Guglielmi, Marchesi, Rampazzo, la aspettano, la ascoltano, se ne prendono cura lungo tutte le numerose evoluzioni di Graces. È un percorso trascinante, irresistibile, esaltante. Fatto, verrebbe da dire, soprattutto per divertirsi e divertire. Nel senso, pure, di “volgere altrove” la convinzione che esista qualcosa che non è alla nostra portata oppure che non si possa fare, sul palcoscenico come fuori di qui. Invece, queste braccia e queste gambe che abbiamo sono infinite.

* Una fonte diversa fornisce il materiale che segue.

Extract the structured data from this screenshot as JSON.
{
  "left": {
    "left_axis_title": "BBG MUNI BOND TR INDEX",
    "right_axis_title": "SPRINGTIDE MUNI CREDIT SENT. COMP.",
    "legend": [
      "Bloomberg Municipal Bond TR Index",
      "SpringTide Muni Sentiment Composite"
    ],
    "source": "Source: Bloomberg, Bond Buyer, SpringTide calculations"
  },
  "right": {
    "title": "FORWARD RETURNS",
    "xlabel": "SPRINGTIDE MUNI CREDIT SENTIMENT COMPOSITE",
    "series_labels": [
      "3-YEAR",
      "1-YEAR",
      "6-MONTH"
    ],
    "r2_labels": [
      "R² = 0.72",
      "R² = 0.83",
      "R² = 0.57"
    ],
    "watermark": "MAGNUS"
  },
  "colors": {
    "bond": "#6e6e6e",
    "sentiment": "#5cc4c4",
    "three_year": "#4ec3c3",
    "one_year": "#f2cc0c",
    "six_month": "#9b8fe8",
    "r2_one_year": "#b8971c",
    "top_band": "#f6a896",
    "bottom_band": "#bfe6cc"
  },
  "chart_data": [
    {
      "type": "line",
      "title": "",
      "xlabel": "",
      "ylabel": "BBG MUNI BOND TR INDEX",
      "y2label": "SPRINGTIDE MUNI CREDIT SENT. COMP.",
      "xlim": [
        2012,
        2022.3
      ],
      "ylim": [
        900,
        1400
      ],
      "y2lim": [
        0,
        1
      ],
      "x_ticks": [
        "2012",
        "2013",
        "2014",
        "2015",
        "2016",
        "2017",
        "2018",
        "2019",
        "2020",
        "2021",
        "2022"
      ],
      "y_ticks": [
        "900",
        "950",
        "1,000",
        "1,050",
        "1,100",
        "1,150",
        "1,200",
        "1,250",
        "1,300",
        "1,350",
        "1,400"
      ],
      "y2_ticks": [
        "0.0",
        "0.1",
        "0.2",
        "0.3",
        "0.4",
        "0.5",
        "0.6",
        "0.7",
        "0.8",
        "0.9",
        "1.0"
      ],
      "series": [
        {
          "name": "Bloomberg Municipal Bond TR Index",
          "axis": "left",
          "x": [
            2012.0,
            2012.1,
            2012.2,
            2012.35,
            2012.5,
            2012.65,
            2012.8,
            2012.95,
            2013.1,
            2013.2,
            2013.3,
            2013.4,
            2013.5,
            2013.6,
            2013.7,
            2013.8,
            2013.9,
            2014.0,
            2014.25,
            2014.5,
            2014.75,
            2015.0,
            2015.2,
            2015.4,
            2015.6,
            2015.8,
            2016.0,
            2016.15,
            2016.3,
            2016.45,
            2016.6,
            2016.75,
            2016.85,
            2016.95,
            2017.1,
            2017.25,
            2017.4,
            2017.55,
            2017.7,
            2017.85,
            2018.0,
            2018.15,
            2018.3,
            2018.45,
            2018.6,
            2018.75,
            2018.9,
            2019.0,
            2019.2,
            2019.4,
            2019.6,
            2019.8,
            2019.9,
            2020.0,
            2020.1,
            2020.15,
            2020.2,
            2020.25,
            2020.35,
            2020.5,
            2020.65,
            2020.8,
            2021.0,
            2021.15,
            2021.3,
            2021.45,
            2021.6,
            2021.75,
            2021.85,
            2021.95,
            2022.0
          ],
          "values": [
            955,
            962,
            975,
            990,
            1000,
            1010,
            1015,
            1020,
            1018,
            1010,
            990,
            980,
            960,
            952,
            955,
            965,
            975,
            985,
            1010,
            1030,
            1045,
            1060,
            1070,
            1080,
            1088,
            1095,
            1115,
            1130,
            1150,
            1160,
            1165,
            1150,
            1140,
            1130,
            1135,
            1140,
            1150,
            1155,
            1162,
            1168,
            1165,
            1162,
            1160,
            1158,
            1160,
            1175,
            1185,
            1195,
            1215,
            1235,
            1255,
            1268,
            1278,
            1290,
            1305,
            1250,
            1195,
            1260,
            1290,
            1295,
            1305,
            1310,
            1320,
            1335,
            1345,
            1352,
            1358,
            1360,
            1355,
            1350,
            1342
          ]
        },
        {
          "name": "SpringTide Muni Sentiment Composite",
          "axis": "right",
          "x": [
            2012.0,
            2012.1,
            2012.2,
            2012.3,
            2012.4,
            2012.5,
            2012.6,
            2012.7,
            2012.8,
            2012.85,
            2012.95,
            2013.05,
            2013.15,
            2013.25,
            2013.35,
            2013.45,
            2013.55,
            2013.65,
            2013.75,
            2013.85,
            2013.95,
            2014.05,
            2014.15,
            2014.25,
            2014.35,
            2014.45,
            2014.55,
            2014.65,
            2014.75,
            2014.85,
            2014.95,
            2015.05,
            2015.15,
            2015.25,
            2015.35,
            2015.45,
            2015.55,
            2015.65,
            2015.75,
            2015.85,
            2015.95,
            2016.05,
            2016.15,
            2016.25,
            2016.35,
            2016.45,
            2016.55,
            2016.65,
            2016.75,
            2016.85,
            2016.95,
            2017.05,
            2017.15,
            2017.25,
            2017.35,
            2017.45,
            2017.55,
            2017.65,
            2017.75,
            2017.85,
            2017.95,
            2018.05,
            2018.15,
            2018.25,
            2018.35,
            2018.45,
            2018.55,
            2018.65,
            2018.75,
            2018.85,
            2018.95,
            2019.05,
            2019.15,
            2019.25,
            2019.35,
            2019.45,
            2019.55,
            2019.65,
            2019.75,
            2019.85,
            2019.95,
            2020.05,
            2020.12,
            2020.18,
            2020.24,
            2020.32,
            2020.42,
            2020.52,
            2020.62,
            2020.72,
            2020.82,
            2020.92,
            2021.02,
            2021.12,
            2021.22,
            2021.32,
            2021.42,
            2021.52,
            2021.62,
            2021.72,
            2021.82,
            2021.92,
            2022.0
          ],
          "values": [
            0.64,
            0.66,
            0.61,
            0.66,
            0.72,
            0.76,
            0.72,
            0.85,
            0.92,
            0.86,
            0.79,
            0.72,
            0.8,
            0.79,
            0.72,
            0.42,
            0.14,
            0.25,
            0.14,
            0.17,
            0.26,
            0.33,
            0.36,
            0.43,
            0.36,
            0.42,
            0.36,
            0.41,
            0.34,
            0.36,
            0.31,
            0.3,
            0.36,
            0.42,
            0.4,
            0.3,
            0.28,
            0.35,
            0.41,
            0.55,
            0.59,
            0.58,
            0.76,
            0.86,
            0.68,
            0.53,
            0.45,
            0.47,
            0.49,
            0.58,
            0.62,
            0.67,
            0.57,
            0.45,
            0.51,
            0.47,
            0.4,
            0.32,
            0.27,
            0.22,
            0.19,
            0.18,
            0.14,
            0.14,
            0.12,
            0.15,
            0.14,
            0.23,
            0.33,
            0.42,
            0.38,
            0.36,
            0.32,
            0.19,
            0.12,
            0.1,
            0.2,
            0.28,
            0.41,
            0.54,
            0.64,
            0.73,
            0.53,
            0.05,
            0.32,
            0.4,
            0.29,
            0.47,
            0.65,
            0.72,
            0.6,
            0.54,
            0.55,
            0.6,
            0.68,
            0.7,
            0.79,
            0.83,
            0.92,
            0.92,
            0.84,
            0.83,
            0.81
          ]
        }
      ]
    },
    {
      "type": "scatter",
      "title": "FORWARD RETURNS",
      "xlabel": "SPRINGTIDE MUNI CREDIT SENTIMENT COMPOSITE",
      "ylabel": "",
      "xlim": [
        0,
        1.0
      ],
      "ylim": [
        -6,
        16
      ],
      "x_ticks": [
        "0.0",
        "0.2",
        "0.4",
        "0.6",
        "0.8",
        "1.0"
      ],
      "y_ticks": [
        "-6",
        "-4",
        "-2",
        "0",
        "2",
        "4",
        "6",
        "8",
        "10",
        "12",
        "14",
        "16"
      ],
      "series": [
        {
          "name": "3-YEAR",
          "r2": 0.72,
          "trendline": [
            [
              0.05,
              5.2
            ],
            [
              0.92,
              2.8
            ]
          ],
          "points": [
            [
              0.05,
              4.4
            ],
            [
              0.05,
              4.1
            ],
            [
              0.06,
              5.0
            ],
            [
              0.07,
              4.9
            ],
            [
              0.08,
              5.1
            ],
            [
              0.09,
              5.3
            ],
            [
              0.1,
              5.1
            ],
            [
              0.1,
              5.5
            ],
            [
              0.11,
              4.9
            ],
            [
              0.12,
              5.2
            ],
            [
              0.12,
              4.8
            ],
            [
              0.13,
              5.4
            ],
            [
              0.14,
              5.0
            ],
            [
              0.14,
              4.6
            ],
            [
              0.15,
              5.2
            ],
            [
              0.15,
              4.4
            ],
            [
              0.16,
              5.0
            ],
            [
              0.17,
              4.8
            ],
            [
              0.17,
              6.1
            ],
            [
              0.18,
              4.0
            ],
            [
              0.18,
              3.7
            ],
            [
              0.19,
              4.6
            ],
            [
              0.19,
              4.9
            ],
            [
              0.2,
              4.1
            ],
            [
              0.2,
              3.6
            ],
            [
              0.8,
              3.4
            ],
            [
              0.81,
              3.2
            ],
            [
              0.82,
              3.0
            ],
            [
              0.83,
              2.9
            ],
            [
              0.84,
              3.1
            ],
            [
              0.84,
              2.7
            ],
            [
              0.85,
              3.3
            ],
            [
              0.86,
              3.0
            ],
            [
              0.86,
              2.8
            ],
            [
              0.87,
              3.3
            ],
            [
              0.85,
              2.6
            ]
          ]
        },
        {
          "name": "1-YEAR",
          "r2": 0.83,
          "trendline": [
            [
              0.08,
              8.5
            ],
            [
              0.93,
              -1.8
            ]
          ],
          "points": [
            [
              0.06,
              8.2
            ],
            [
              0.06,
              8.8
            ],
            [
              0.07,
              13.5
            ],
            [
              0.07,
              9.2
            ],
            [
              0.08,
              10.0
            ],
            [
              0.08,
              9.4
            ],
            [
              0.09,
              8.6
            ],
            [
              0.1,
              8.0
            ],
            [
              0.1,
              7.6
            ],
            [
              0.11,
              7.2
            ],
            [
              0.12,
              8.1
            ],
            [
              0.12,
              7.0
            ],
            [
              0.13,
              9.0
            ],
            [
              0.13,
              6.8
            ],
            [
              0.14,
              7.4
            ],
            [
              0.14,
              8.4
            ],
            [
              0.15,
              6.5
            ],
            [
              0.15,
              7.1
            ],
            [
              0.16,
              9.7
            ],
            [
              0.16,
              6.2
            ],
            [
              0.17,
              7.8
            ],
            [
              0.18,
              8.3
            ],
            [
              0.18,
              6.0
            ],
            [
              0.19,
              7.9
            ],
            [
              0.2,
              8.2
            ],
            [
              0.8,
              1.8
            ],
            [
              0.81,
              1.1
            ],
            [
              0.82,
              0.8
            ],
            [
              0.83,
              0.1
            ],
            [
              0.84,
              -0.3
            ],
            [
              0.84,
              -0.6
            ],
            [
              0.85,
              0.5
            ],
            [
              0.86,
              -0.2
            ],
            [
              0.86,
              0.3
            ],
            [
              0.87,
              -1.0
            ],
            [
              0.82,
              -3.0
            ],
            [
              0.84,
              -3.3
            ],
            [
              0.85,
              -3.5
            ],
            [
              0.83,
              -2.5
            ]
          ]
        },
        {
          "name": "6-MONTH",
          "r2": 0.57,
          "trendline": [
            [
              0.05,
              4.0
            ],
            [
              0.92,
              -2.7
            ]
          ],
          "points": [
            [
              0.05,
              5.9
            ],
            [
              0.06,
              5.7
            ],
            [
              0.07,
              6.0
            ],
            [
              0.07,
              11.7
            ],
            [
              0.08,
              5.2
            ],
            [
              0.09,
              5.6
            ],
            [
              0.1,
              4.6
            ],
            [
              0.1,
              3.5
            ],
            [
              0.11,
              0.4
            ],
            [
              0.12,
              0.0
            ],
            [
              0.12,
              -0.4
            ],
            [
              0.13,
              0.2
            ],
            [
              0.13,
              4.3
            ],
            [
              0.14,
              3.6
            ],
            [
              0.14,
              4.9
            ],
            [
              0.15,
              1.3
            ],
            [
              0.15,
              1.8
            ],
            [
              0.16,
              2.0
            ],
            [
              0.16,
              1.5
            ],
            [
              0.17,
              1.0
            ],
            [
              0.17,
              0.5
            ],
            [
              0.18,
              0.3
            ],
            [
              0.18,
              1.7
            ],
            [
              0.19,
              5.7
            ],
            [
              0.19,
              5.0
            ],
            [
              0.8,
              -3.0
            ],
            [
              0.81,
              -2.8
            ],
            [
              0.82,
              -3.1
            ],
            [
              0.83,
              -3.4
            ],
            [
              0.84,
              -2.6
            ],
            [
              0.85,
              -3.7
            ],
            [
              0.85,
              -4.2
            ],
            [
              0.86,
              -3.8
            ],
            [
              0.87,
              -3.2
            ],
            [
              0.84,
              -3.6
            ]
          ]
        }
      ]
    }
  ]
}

«Niente scuse, niente limiti» è il motto del breakdancer Redouan Ait Chitt, meglio noto come Redo. Il solo che prende il suo nome, ideato, diretto e coreografato da Shailesh Bahoran, è una luce accesa sulla volontà e la disciplina che fondano la consapevolezza di andare con sé oltre di sé, e da lì prendere il volo. Il movimento completa qualunque corpo: sgraziato è stare fermi, immobili dentro etichette che non definiscono chi siamo realmente.
Senza alcuna spiegazione medica, Redo è nato con malformazioni al braccio destro, alle mani, alla gamba destra. Sono quindi altri i punti di appoggio, altre le gravità che cerca nel Teatro alla Misericordia. E le trova in un ipnotico lanciarsi e slanciarsi, con una potenza e una leggerezza sorprendenti. Così, le giunture quanto le offese scompaiono e rimane soltanto la danza. La scena ha questo di meraviglioso: l’artista diventa la sua opera, e viceversa.
Da ultimo, tira schiaffi a parecchie lampadine calategli sulla testa. Scaccia gli occhi che non lo capiscono, che lo vogliono confinato nella sua disabilità, nel possibile. Al contrario, l’orizzonte di Redo è decisamente realizzare l’impossibile. Si tratta del gioco di prestigio della determinazione, del medesimo incanto dei muscoli che ritroviamo in Heritage, l’assolo di Bahoran prima di Redo.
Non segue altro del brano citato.